E como isso impacta o fluxo de capitais no mundo?
O investidor global passa a buscar oportunidades como essas no mercado norte-americano ou europeu, que vive processo semelhante, e não novos negócios no Brasil ou em mercados emergentes.
Qual sua expectativa com relação ao retorno do investimento estrangeiro?
No Brasil, teremos um ano de conversas e visitas pela frente antes da entrada de novos players. A expectativa de investimentos aqui é muito positiva, e as oportunidades são fenomenais. Vejo pessoas culpando o governo por isso, mas a questão tem mais a ver com o cenário macroeconômico mundial. Obviamente, precisamos fazer o trabalho de casa, com todos os ajustes fiscais necessários.
Dentre os mercados emergentes, qual tem chamado sua atenção?

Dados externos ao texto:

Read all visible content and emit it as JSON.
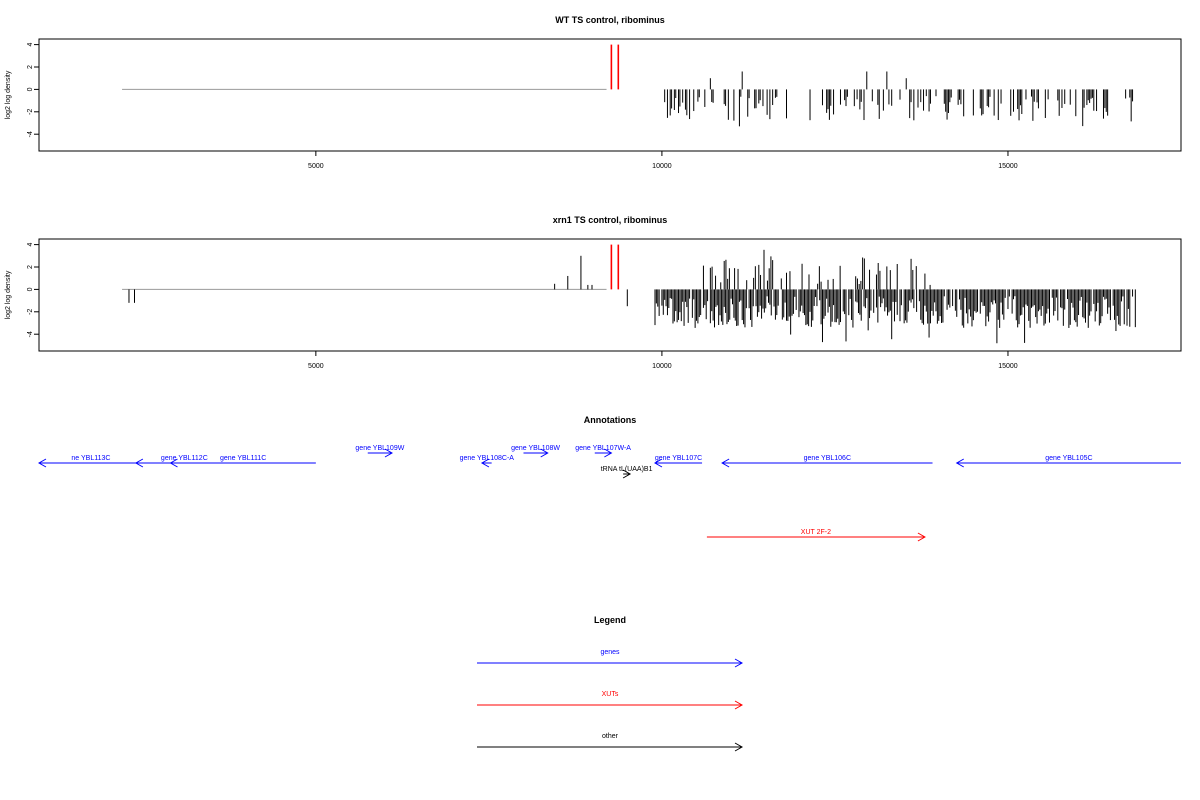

A Índia. O mercado imobiliário de lá está extremamente aquecido e não tem nenhum tipo de “asset” imobiliário que não esteja performando bem: residencial, “warehouses”, data centers, hotéis e escritórios ocupados. A economia cresceu 6% em 2023, com muitos investimentos em infraestrutura e tecnologia. Para se ter uma ideia, a gestora Blackstone tem US$ 1 trilhão investidos naquele país e acabou de levantar um novo fundo de US$ 250 bilhões para gastar lá. É a nova menina dos olhos dos grandes investidores internacionais.
Os demais países dos BRICS (China, Rússia e África do Sul) ficaram de fora da sua análise. Por quê?

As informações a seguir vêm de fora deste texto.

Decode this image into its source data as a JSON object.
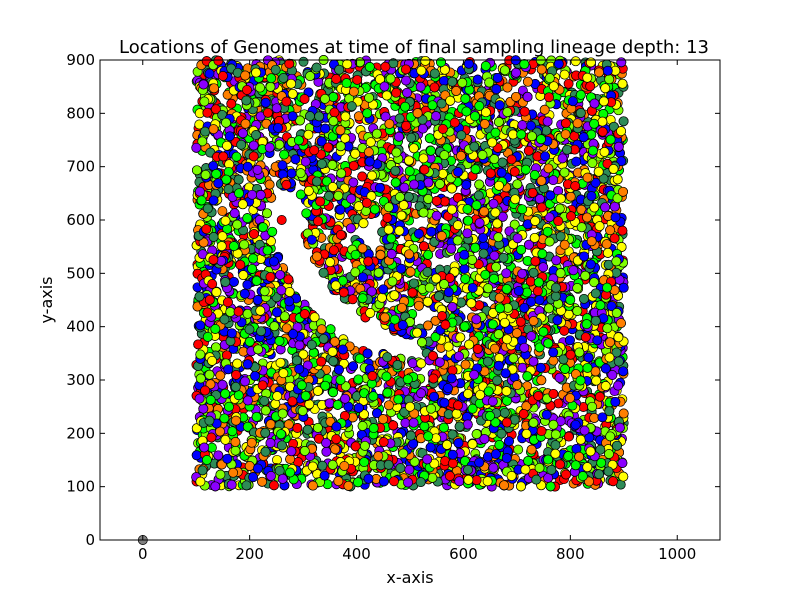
{
  "chart_data": {
    "type": "scatter",
    "title": "Locations of Genomes at time of final sampling lineage depth: 13",
    "xlabel": "x-axis",
    "ylabel": "y-axis",
    "xlim": [
      -80,
      1080
    ],
    "ylim": [
      0,
      900
    ],
    "x_ticks": [
      0,
      200,
      400,
      600,
      800,
      1000
    ],
    "y_ticks": [
      0,
      100,
      200,
      300,
      400,
      500,
      600,
      700,
      800,
      900
    ],
    "grid": false,
    "legend": "none",
    "marker": "circle with black edge",
    "palette": [
      "#ff0000",
      "#ffff00",
      "#00ff00",
      "#0000ff",
      "#8b00ff",
      "#ff7f00",
      "#2e8b57",
      "#7fff00"
    ],
    "region": {
      "x_range": [
        100,
        900
      ],
      "y_range": [
        100,
        900
      ],
      "void_crescent": "empty arc from about (330, 640) curving through (400, 370) to (470, 350)"
    },
    "series": [
      {
        "points": [
          {
            "x": 0,
            "y": 0,
            "color": "#808080"
          },
          {
            "x": 150,
            "y": 870,
            "color": "#ff0000"
          },
          {
            "x": 230,
            "y": 820,
            "color": "#0000ff"
          },
          {
            "x": 310,
            "y": 760,
            "color": "#ffff00"
          },
          {
            "x": 420,
            "y": 800,
            "color": "#00ff00"
          },
          {
            "x": 520,
            "y": 850,
            "color": "#8b00ff"
          },
          {
            "x": 640,
            "y": 780,
            "color": "#ff7f00"
          },
          {
            "x": 760,
            "y": 830,
            "color": "#ff0000"
          },
          {
            "x": 870,
            "y": 880,
            "color": "#0000ff"
          },
          {
            "x": 180,
            "y": 650,
            "color": "#00ff00"
          },
          {
            "x": 260,
            "y": 600,
            "color": "#ff0000"
          },
          {
            "x": 390,
            "y": 640,
            "color": "#8b00ff"
          },
          {
            "x": 480,
            "y": 580,
            "color": "#ffff00"
          },
          {
            "x": 590,
            "y": 690,
            "color": "#0000ff"
          },
          {
            "x": 710,
            "y": 620,
            "color": "#00ff00"
          },
          {
            "x": 840,
            "y": 560,
            "color": "#ff7f00"
          },
          {
            "x": 130,
            "y": 480,
            "color": "#ff0000"
          },
          {
            "x": 220,
            "y": 430,
            "color": "#ffff00"
          },
          {
            "x": 450,
            "y": 470,
            "color": "#0000ff"
          },
          {
            "x": 560,
            "y": 420,
            "color": "#ff0000"
          },
          {
            "x": 680,
            "y": 500,
            "color": "#8b00ff"
          },
          {
            "x": 800,
            "y": 450,
            "color": "#00ff00"
          },
          {
            "x": 890,
            "y": 380,
            "color": "#ffff00"
          },
          {
            "x": 160,
            "y": 320,
            "color": "#0000ff"
          },
          {
            "x": 280,
            "y": 260,
            "color": "#ff0000"
          },
          {
            "x": 370,
            "y": 300,
            "color": "#00ff00"
          },
          {
            "x": 500,
            "y": 250,
            "color": "#ffff00"
          },
          {
            "x": 620,
            "y": 310,
            "color": "#8b00ff"
          },
          {
            "x": 740,
            "y": 270,
            "color": "#ff0000"
          },
          {
            "x": 860,
            "y": 230,
            "color": "#0000ff"
          },
          {
            "x": 120,
            "y": 150,
            "color": "#00ff00"
          },
          {
            "x": 240,
            "y": 120,
            "color": "#8b00ff"
          },
          {
            "x": 360,
            "y": 170,
            "color": "#ff7f00"
          },
          {
            "x": 470,
            "y": 110,
            "color": "#ff0000"
          },
          {
            "x": 580,
            "y": 160,
            "color": "#0000ff"
          },
          {
            "x": 690,
            "y": 120,
            "color": "#ffff00"
          },
          {
            "x": 810,
            "y": 140,
            "color": "#00ff00"
          },
          {
            "x": 880,
            "y": 110,
            "color": "#ff0000"
          }
        ]
      }
    ]
  }
}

Porque foi-se a época de se pensar na China como destino de investimento. Lá, as regras do capitalismo são muito questionadas pelo governo, o que gera grande insegurança nos investidores, além do fato de o mercado imobiliário local ser mais complexo. Já a Rússia está imersa em um conflito com a Ucrânia, e a África do Sul tem uma elevada taxa de desemprego, com economia crescendo pouco.
Na América Latina, além do Brasil, que outro país se apresenta como oportunidade aos investidores neste momento?

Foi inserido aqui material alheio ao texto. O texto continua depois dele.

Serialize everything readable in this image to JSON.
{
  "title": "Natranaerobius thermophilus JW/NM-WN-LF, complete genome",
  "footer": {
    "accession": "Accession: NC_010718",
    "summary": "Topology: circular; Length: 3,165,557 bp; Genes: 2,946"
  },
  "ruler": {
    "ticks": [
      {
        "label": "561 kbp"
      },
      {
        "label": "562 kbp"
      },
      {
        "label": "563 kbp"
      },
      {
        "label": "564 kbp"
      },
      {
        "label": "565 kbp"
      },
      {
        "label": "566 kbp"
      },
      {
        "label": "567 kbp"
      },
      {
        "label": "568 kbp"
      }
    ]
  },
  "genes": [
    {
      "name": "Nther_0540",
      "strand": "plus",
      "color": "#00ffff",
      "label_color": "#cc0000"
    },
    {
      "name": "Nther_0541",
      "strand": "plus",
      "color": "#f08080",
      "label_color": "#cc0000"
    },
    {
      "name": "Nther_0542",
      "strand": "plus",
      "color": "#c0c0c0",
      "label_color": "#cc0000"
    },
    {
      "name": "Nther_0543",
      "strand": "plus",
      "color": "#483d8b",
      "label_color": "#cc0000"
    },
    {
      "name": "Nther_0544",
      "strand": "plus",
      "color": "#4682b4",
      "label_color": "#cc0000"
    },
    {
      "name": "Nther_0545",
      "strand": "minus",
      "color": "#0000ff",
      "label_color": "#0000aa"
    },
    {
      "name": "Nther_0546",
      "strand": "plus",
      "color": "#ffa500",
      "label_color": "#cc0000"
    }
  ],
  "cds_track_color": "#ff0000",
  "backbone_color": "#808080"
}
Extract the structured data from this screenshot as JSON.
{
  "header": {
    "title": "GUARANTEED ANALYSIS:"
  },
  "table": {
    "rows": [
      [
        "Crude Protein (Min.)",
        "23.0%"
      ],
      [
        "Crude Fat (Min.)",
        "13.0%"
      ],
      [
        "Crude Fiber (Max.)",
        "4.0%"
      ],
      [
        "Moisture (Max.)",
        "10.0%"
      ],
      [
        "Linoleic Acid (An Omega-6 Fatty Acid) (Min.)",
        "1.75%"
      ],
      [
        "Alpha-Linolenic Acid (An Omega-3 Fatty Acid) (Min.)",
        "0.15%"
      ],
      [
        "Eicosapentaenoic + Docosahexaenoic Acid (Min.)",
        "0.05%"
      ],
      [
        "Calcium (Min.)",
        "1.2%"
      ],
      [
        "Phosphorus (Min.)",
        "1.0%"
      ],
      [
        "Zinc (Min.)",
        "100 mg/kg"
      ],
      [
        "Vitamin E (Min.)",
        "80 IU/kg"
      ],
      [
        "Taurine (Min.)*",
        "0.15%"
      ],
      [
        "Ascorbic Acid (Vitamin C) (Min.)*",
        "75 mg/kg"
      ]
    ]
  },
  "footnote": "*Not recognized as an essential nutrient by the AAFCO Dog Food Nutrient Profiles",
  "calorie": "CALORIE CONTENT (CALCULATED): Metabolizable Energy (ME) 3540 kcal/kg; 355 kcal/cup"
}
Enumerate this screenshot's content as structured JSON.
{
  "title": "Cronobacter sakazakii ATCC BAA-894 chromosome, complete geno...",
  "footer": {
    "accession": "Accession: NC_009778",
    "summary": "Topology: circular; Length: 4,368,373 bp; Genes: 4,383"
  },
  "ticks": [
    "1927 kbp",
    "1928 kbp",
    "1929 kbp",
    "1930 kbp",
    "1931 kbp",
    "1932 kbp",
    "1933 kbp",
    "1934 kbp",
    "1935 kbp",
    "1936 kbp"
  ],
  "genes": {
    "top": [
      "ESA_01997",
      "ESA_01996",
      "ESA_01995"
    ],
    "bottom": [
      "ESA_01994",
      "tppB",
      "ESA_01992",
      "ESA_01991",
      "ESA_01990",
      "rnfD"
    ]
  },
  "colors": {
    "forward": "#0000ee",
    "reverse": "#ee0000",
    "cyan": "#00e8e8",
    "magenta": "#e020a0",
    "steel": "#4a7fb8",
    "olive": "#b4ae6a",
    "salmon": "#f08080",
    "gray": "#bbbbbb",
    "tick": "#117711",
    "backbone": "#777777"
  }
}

O México tem um mercado de “real estate” mais sofisticado que o nosso, os FIIs existem por lá há mais tempo. A região da fronteira com os Estados Unidos está passando por um “nearshoring” (quando empresas deslocam a produção para um país vizinho, visando reduzir custos). Tem um fenômeno interessante acontecendo por lá.
Com a pandemia, o governo americano quis diminuir a dependência da indústria chinesa e tomou a decisão estratégica de diversificar as zonas produtoras de suprimentos. Escolheram aquela área no México para isso.
O que ninguém comenta é que a própria indústria chinesa é que mais tem aportado capital naquela área, comprando terrenos, investindo em infraestrutura, construindo fábricas e prédios residenciais e de escritórios. O problema ali será a falta de energia elétrica para dar conta de tudo.
Muitas empresas brasileiras têm feito negócios no Oriente Médio, inclusive abrindo lojas e escritórios. Que análise você faz da região?
Nossos membros do GRI Club têm demonstrado um interesse cada vez maior na aproximação com aqueles países. Estamos conversando com as autoridades em Riad, na Arábia Saudita, para buscar investidores lá. Mas há questões que me fazem ficar “on hold”. Grandes projetos urbanísticos apresentados ao mundo como destaques do programa oficial Saudi Vision 2030 estão sendo cortados por falta de dinheiro. Há dificuldade para entregar aquilo que planejaram, e estão sendo obrigados a rever os objetivos. Temos informações também quanto à pressão que o governo saudita exerce sobre os “family offices” locais para que invistam apenas em seu país. Tem ainda o contexto do conflito Israel-Palestina, um gap cultural com o Ocidente e a questão do clima severo no deserto. Por isso tudo, discute-se muito a viabilidade do projeto saudita de atrair visitantes e negócios.